Before you plan for anything, you need to be sure that you can pay for it. You should have a projected profit and loss account and a cashflow forecast to establish how much money you need at the outset. If you run out of working capital before you’ve reached the goals set forth in your business plan, you’re done. This is something you should be thinking about now, not months into your venture when you’re suddenly running short.

You will also need to account for certain variants. For example, typically sales start slow and then gain momentum as the business gains momentum. Overheads (think salaries, rent, etc), on the other hand, remain pretty consistent for the first year. This means the first few months of business will require more cash to function.

Conversely, if your business has a spike in sales, there is generally an extra expense before the money from the sale is received. This too means you’ll need extra working capital during this lag-time.
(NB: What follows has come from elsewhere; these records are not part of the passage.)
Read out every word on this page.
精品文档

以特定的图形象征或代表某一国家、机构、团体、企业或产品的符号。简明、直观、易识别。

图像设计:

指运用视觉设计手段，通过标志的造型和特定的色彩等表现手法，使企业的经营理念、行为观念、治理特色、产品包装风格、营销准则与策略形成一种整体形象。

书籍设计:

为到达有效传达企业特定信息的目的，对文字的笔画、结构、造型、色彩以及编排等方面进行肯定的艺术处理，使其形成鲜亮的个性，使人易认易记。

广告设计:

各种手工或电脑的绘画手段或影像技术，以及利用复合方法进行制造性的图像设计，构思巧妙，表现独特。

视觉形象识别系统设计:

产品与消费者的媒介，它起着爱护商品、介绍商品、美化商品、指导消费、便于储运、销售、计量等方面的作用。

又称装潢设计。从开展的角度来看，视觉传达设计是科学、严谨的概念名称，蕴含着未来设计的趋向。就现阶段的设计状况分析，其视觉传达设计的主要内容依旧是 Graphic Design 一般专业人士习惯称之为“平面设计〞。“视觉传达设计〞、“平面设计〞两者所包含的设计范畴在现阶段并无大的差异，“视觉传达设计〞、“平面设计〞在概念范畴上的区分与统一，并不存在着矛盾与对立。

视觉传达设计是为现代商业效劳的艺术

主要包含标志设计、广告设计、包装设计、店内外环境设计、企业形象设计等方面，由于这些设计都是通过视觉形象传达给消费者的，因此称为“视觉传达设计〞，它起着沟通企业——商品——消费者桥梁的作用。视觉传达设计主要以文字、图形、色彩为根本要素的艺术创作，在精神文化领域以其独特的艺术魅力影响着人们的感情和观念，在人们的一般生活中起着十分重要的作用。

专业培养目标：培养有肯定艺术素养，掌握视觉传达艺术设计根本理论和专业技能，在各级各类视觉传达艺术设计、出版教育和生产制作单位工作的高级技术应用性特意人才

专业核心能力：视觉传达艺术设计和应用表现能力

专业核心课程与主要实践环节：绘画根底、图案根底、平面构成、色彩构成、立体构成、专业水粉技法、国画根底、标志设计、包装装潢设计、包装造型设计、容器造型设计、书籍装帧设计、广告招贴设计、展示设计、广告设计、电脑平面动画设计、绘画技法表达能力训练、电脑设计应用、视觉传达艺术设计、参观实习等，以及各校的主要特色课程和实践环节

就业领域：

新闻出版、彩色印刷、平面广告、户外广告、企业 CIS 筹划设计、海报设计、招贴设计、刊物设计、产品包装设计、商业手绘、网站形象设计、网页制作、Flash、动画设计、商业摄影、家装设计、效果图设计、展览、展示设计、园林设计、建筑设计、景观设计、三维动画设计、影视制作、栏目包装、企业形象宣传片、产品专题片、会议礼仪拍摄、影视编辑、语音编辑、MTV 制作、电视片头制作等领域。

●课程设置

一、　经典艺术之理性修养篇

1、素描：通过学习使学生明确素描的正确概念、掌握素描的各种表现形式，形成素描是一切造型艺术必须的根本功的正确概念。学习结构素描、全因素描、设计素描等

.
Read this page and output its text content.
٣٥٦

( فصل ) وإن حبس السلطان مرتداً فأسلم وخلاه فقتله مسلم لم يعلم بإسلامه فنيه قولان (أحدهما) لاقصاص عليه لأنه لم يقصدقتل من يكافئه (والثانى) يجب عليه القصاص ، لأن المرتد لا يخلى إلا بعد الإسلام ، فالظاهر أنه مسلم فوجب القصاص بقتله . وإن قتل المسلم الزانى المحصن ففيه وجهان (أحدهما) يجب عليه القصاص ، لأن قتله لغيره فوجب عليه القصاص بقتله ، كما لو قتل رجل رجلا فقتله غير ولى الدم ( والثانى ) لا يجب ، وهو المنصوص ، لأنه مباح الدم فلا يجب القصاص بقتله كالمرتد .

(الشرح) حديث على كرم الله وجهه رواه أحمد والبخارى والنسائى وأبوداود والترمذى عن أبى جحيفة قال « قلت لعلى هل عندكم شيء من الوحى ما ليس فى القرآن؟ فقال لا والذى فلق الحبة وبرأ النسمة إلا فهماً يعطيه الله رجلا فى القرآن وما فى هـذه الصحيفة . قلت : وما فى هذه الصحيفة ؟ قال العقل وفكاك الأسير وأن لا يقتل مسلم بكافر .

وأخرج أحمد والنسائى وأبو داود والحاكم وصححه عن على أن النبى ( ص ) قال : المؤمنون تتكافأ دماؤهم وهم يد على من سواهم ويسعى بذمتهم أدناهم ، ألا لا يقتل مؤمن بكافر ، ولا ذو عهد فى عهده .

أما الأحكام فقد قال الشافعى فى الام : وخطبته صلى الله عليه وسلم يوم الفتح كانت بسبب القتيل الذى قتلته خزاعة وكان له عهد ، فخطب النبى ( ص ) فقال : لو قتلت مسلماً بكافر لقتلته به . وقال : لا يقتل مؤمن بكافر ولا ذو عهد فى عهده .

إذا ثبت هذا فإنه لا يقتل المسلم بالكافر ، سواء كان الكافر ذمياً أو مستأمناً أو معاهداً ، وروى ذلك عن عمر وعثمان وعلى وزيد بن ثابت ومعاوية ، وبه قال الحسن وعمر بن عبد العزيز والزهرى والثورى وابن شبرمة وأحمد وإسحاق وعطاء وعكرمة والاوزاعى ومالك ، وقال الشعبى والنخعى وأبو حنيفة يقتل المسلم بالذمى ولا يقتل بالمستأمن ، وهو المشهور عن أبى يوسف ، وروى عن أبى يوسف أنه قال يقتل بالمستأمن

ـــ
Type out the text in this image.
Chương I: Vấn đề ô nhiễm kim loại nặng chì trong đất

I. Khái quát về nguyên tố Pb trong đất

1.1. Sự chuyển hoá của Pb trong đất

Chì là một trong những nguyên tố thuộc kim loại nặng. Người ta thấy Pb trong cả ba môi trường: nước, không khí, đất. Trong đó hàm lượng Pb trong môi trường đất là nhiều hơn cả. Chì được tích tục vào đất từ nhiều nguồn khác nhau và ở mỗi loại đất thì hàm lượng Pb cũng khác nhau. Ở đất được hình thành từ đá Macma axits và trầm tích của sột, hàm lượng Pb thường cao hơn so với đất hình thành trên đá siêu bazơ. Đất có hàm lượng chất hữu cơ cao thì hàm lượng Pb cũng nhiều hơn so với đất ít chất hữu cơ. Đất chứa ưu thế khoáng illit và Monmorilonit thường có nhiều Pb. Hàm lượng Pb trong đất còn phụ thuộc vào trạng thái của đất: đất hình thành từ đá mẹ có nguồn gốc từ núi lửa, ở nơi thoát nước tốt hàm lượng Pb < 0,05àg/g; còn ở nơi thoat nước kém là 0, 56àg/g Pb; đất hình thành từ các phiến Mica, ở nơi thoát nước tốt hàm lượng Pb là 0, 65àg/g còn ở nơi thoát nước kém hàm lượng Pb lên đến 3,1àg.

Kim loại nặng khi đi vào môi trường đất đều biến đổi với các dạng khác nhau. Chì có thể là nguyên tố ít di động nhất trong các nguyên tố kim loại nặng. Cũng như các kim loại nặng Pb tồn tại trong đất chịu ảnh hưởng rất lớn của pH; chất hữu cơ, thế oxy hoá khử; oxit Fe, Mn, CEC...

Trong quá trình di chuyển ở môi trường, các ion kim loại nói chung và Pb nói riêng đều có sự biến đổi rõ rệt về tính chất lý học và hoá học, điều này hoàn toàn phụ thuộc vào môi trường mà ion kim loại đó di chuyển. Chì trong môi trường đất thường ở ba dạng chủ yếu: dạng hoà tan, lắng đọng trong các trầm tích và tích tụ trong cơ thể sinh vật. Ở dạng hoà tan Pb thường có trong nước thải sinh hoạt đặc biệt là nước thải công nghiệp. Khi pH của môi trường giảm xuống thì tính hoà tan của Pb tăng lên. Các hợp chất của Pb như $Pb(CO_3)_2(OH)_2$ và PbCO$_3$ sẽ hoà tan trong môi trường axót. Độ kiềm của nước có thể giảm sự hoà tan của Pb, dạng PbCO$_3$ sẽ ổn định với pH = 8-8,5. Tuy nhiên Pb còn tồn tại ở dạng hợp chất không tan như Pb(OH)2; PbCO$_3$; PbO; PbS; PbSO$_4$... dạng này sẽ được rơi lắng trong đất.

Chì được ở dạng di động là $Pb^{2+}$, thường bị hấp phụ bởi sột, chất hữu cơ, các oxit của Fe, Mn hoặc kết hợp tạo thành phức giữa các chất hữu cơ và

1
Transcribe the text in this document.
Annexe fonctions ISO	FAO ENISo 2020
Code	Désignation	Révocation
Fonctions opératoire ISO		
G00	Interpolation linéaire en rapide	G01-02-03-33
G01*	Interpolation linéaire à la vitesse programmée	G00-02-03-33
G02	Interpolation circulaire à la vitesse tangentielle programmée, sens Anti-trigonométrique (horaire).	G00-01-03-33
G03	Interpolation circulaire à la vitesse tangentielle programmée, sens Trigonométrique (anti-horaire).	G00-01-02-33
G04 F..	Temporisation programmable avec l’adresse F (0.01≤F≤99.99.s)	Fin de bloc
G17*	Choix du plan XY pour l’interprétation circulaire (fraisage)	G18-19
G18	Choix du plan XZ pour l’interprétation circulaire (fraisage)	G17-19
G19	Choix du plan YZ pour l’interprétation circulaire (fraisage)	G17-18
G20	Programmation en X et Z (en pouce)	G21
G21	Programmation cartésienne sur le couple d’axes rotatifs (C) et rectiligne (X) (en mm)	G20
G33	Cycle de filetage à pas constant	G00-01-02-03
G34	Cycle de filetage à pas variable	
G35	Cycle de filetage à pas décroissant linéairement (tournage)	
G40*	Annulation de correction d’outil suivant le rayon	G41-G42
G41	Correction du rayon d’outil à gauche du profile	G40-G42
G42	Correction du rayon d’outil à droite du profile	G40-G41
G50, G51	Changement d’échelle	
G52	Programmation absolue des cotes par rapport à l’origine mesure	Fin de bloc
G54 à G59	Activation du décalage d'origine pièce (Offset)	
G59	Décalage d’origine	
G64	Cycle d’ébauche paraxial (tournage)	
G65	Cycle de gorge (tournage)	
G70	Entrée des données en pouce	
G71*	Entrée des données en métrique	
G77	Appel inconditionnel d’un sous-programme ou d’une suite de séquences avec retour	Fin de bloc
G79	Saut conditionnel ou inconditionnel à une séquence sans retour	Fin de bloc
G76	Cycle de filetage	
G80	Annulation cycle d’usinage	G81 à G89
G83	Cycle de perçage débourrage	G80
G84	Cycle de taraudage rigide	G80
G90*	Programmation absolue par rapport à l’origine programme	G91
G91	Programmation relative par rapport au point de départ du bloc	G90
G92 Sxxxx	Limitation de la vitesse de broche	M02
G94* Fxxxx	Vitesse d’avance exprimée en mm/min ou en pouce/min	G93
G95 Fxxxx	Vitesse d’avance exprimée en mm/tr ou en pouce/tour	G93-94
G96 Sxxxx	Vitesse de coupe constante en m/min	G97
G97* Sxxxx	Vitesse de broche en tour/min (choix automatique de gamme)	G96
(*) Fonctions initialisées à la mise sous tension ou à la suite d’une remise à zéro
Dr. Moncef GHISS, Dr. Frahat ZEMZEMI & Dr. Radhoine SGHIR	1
Mistake #4: Forgetting to go back to your projections and business plan

It’s easy to get caught up in the daily grind and forget to revisit your initial projects and business plan as often as you should. Let it go too long, and you’ll likely see that your business has driven off course.

Mistake #5: Refusing to learn

Becoming a business owner for the first time, you’re likely coming into the game with a few expertise under your belt, but you’re not going to know everything. You might be a master of sales, but have never touched a marketing campaign before. Maybe you can understand a profit and loss account, but you’re not sure what to do with the information once you understand where you’re falling short.

Most franchisors provide training on every aspect of their business, so that you can become the jack-of-all-trades you need to be, at least in the beginning. As your business expands, you’ll be able to hire more and more people with niche expertise who can take these parts of the business ten times farther than you ever could. But for now, you at least have to have a working knowledge of everything that takes place under your roof.


There are a million pitfalls that a new business owner can run into, but lucky for franchisees, most of the kinks a new business faces has already been smoothed out by the franchisor. All you need to do is be ready to learn, constantly check in to make sure you’re hitting your mark, and adjust your plan as needed. And remember, if you feel stuck, never be afraid to take advantage of the knowledge, experience, and expertise of your trusty franchisor. They are there for a reason!